Imprescindível se esclarecer que a tutela judicial ambiental não se ocupa apenas da reparação do dano ambiental, mas calca-se, também, na necessidade de se atacar o próprio ilícito ambiental, visto aqui de forma divorciada do dano.
É que o dano, aliado ao ilícito, reflete apenas um pressuposto da reparação, nada impedindo (aliás, impondo-se) que o ilícito seja combatido independentemente da ocorrência do dano.
A sistemática da tutela judicial ambiental obedece ao entendimento de que, antes da ocorrência do dano ambiental, deve-se optar pelo provimento capaz de inibir ou de remover o ilícito.
Diferentemente, após a ocorrência do dano ambiental, busca-se a reparação específica pelo prejuízo causado, reparação essa denominada específica porque deverá recompor o estado anterior (in natura).
Conclusão
Há casos, portanto, em que se verifica um ato antijurídico que deve ser combatido mesmo que ainda não tenha ocorrido dano ou mesmo que nem venha a ocorrer. A constatação desse ato, pelo simples fato de ser ilícito, pode ensejar provimento jurisdicional apto à sua inibição/remoção.
MARCELO ABELHA[4] ensina que:
Por outro lado, se ainda não houve o dano mas existe um estado potencial de sua ocorrência, é possível dividir essa fase em dois momentos: a) sem o dano, mas já ocorrido o ilícito; b) sem o dano, mas não ocorrido o ilícito.
No caso a tem-se uma conduta antijurídica de ferimento do direito, mas que ainda não causou dano (e pode nem vir a causar) e que deve ser debelada mediante uma tutela específica que reverta o ilícito e permita seja alcançado o mesmo resultado que se teria caso o dever positivo ou negativo fosse espontaneamente cumprido.
No caso b nem o dano e nem o ilícito ocorreram, mas existe um estado potencial de ocorrência de um e/ou outro. Nessa situação, é possível a utilização da tutela específica que permita o alcance do cumprimento da conduta que se espera seja cumprida.
Não é outra a interpretação extraída do art. 497, parágrafo único, do Código de Processo Civil:
Art. 497. Na ação que tenha por objeto a prestação de fazer ou de não fazer, o juiz, se procedente o pedido, concederá a tutela específica ou determinará providências que assegurem a obtenção de tutela pelo resultado prático equivalente.
Parágrafo único. Para a concessão da tutela específica destinada a inibir a prática, a reiteração ou a continuação de um ilícito, ou a sua remoção, é irrelevante a demonstração da ocorrência de dano ou da existência de culpa ou dolo.
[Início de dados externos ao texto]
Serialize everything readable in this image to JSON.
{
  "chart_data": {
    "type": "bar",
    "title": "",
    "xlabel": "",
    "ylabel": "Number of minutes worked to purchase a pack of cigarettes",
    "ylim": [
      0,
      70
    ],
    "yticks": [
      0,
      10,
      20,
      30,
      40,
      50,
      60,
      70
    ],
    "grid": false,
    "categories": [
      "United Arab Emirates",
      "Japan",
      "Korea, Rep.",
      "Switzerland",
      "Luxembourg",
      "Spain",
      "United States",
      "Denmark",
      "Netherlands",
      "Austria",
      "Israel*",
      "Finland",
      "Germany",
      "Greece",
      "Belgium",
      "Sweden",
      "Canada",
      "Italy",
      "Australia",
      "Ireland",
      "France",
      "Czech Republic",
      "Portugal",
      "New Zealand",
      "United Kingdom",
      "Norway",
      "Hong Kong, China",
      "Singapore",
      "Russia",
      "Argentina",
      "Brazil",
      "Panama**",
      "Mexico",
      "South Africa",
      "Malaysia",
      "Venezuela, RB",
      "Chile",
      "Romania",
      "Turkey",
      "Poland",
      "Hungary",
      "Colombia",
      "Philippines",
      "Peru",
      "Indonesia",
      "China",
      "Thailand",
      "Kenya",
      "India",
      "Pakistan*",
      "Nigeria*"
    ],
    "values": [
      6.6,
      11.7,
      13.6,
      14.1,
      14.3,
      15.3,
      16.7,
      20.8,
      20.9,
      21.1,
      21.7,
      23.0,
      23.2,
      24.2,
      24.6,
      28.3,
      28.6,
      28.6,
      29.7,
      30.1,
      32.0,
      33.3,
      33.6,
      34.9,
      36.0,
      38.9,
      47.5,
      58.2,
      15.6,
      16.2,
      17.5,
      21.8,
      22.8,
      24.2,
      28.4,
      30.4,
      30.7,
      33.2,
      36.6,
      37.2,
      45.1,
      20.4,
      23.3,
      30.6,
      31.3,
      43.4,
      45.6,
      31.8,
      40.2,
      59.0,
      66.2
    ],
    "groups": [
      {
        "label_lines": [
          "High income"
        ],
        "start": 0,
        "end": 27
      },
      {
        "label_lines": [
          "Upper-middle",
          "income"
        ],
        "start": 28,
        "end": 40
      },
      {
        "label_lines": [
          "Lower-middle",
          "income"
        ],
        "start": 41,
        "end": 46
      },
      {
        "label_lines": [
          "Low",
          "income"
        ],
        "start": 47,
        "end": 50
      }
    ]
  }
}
Por tudo isso, diante de uma situação de emergência, é possível a efetiva intervenção judicial, mormente em observância ao direito à vida, ao princípio da dignidade da pessoa humana e ao da prevenção, segundo o qual, a Administração Pública, ou quem faça as suas vezes, na certeza de evento danoso, tem a obrigação de evitá-lo”, descabendo “invocar meros juízos de conveniência ou oportunidade em sentido contrário[5].